When you deposit money into one, the bank doesn’t just place the money in a vault and leave it untouched. Instead, they lend it out in the form of mortgages, car loans, business loans. That’s how they generate the interest they pay you.

There’s nothing wrong with that. This is how banking works.

It’s simply a reminder that interest and returns don’t appear out of thin air. Risk is being taken somewhere in the system. In a CD, most of that risk sits on the bank’s balance sheet. In a diversified portfolio, it shows up more directly in your balance sheet. And that experience feels very different.

With traditional investments such as stocks and bonds, values fluctuate. You see the movement. Some days are positive. Some days are not. The changes are visible, and that visibility can feel uncomfortable at times.

With a CD, the balance appears steady. It grows at the agreed-upon rate. There are no daily swings to react to. But even steady accounts carry tradeoffs over time. Inflation changes purchasing power. Interest rates shift. Eventually, you’re faced with the question of what to do with it next.

One type of risk demands your attention. The other can sit quietly in the background for years, which makes it easy to overlook.

None of this means that CDs are bad. They serve some very important purposes. Liquidity. Flexibility. Peace of mind. In fact, having meaningful cash reserves often allows someone to invest more aggressively elsewhere. When people know they have money set aside, they’re typically more comfortable allowing other portions of their portfolio to do what markets naturally do over time.

Cash can be stabilizing.

But like most financial tools, its usefulness depends on proportion and purpose.

A small allocation to cash for emergencies or near-term spending needs makes sense. A moderate allocation to provide emotional comfort can also make sense. Where the conversation becomes more nuanced is when large sums accumulate simply because they feel steady, rather than because they are tied to a defined need.

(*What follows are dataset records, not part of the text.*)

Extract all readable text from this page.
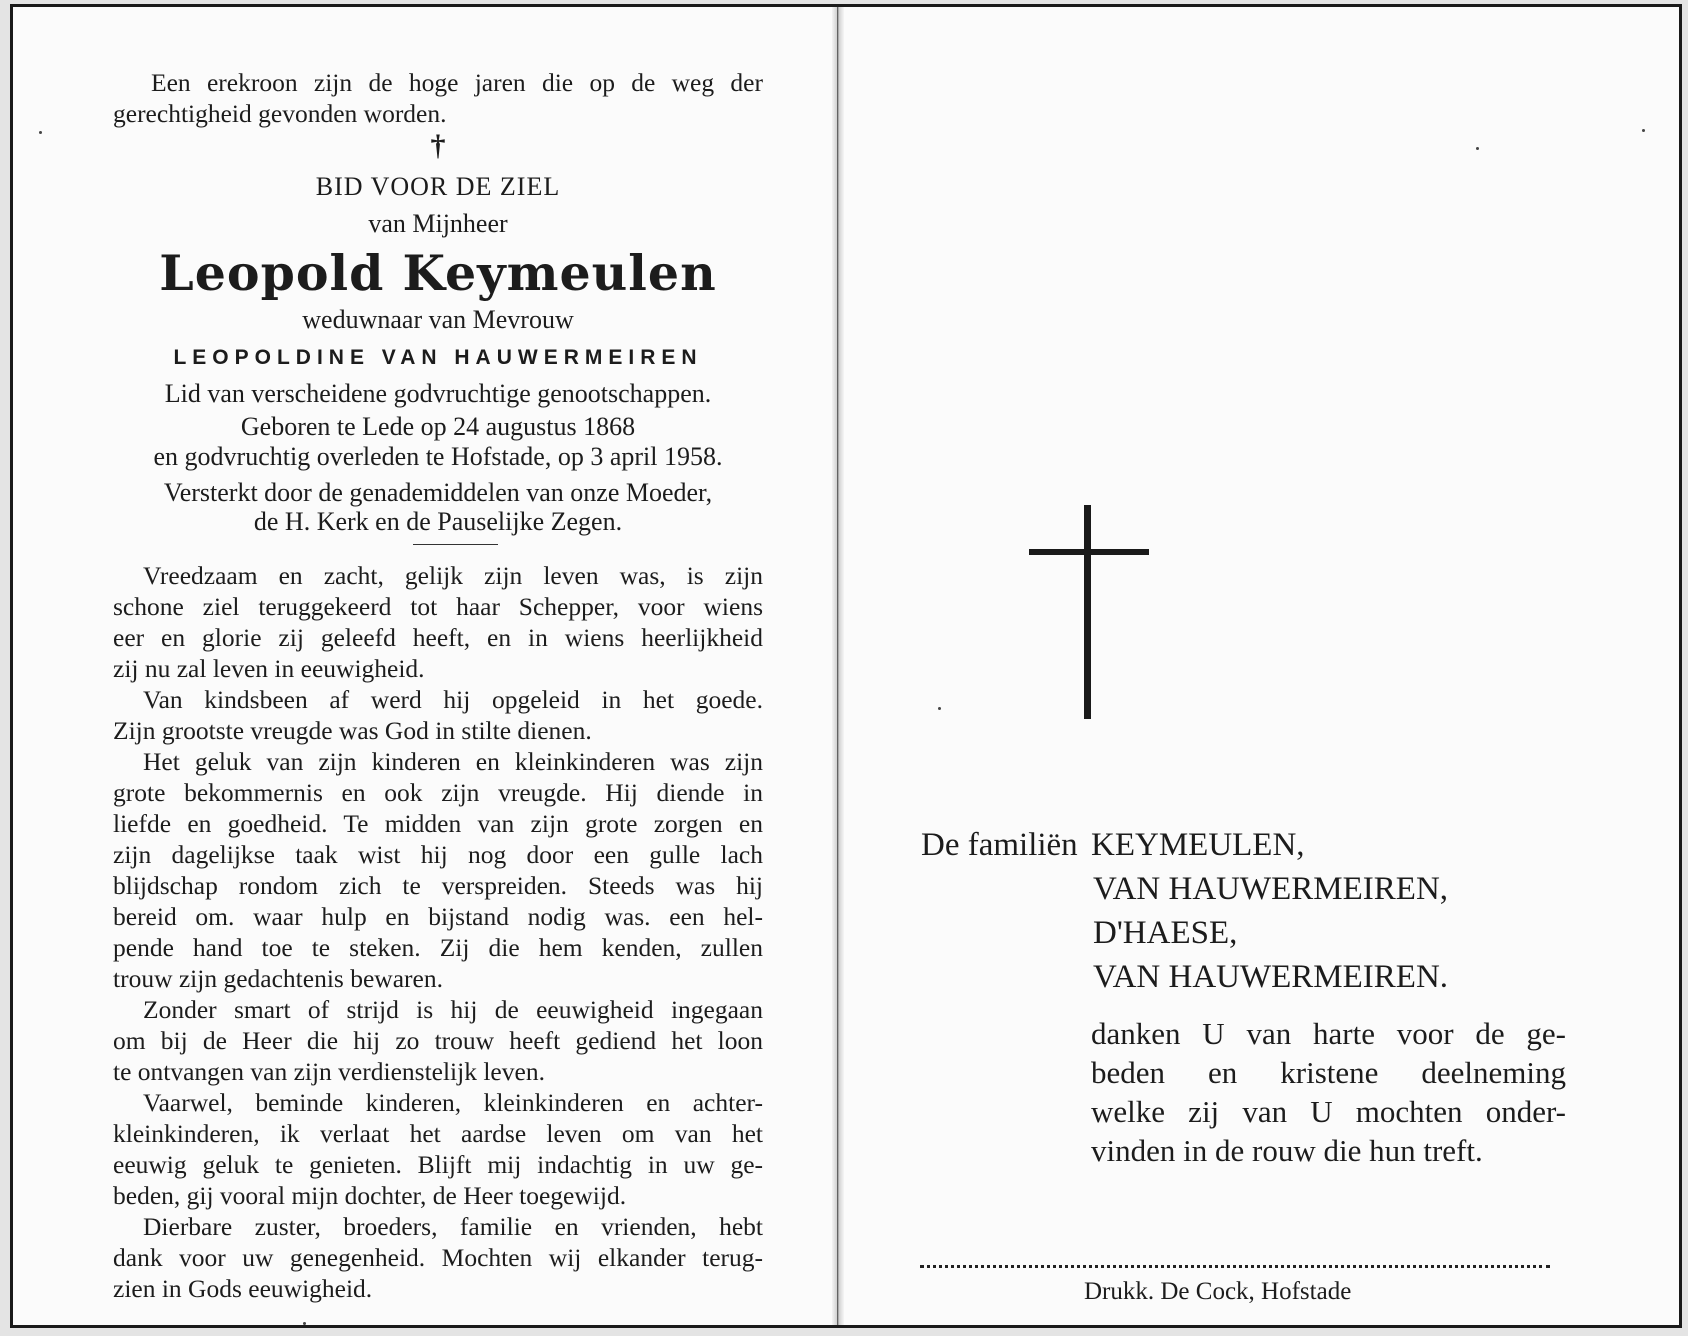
Een erekroon zijn de hoge jaren die op de weg der
gerechtigheid gevonden worden.
†
BID VOOR DE ZIEL
van Mijnheer
Leopold Keymeulen
weduwnaar van Mevrouw
LEOPOLDINE VAN HAUWERMEIREN
Lid van verscheidene godvruchtige genootschappen.
Geboren te Lede op 24 augustus 1868
en godvruchtig overleden te Hofstade, op 3 april 1958.
Versterkt door de genademiddelen van onze Moeder,
de H. Kerk en de Pauselijke Zegen.
Vreedzaam en zacht, gelijk zijn leven was, is zijn
schone ziel teruggekeerd tot haar Schepper, voor wiens
eer en glorie zij geleefd heeft, en in wiens heerlijkheid
zij nu zal leven in eeuwigheid.
Van kindsbeen af werd hij opgeleid in het goede.
Zijn grootste vreugde was God in stilte dienen.
Het geluk van zijn kinderen en kleinkinderen was zijn
grote bekommernis en ook zijn vreugde. Hij diende in
liefde en goedheid. Te midden van zijn grote zorgen en
zijn dagelijkse taak wist hij nog door een gulle lach
blijdschap rondom zich te verspreiden. Steeds was hij
bereid om. waar hulp en bijstand nodig was. een hel-
pende hand toe te steken. Zij die hem kenden, zullen
trouw zijn gedachtenis bewaren.
Zonder smart of strijd is hij de eeuwigheid ingegaan
om bij de Heer die hij zo trouw heeft gediend het loon
te ontvangen van zijn verdienstelijk leven.
Vaarwel, beminde kinderen, kleinkinderen en achter-
kleinkinderen, ik verlaat het aardse leven om van het
eeuwig geluk te genieten. Blijft mij indachtig in uw ge-
beden, gij vooral mijn dochter, de Heer toegewijd.
Dierbare zuster, broeders, familie en vrienden, hebt
dank voor uw genegenheid. Mochten wij elkander terug-
zien in Gods eeuwigheid.
De familiën KEYMEULEN,
VAN HAUWERMEIREN,
D'HAESE,
VAN HAUWERMEIREN.
danken U van harte voor de ge-
beden en kristene deelneming
welke zij van U mochten onder-
vinden in de rouw die hun treft.
Drukk. De Cock, Hofstade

Over longer stretches of time, relying too much on certainty can come with its own set of tradeoffs. Inflation gradually reduces purchasing power. Compounding gets delayed. Growth that could have occurred simply doesn’t. None of that feels dramatic in the moment. It unfolds slowly, rarely feels urgent and is easy to miss.

Markets make noise. Volatility demands attention. A portfolio that moves up and down forces you to think about risk regularly.

Cash doesn’t do that. It just sits there.

But sitting still is not the same as standing still. The world keeps moving. Prices change. Opportunities change. Time continues to pass.

The goal isn’t to eliminate risk. That’s not realistic. Every financial decision involves tradeoffs. The real objective is to understand which risks you’re accepting; and whether those risks align with what those dollars are meant to accomplish.

If you’re comfortable locking money up for four or five years at a fixed rate, that tells me something important. It suggests those dollars are not needed immediately. And once that’s true, it opens up a broader conversation about the role of those funds.

Are they there for short-term stability?

Future spending?

Legacy planning?

Or simply because moving them feels uncomfortable?

There’s no universal right answer. Different tools serve different jobs. What matters is that the allocation reflects intention rather than simply what feels comfortable.

There’s a meaningful difference between choosing certainty on purpose and drifting into it over time. Often, the risk that deserves the most attention isn’t the one that fluctuates on a statement.

It’s the one you don’t immediately see.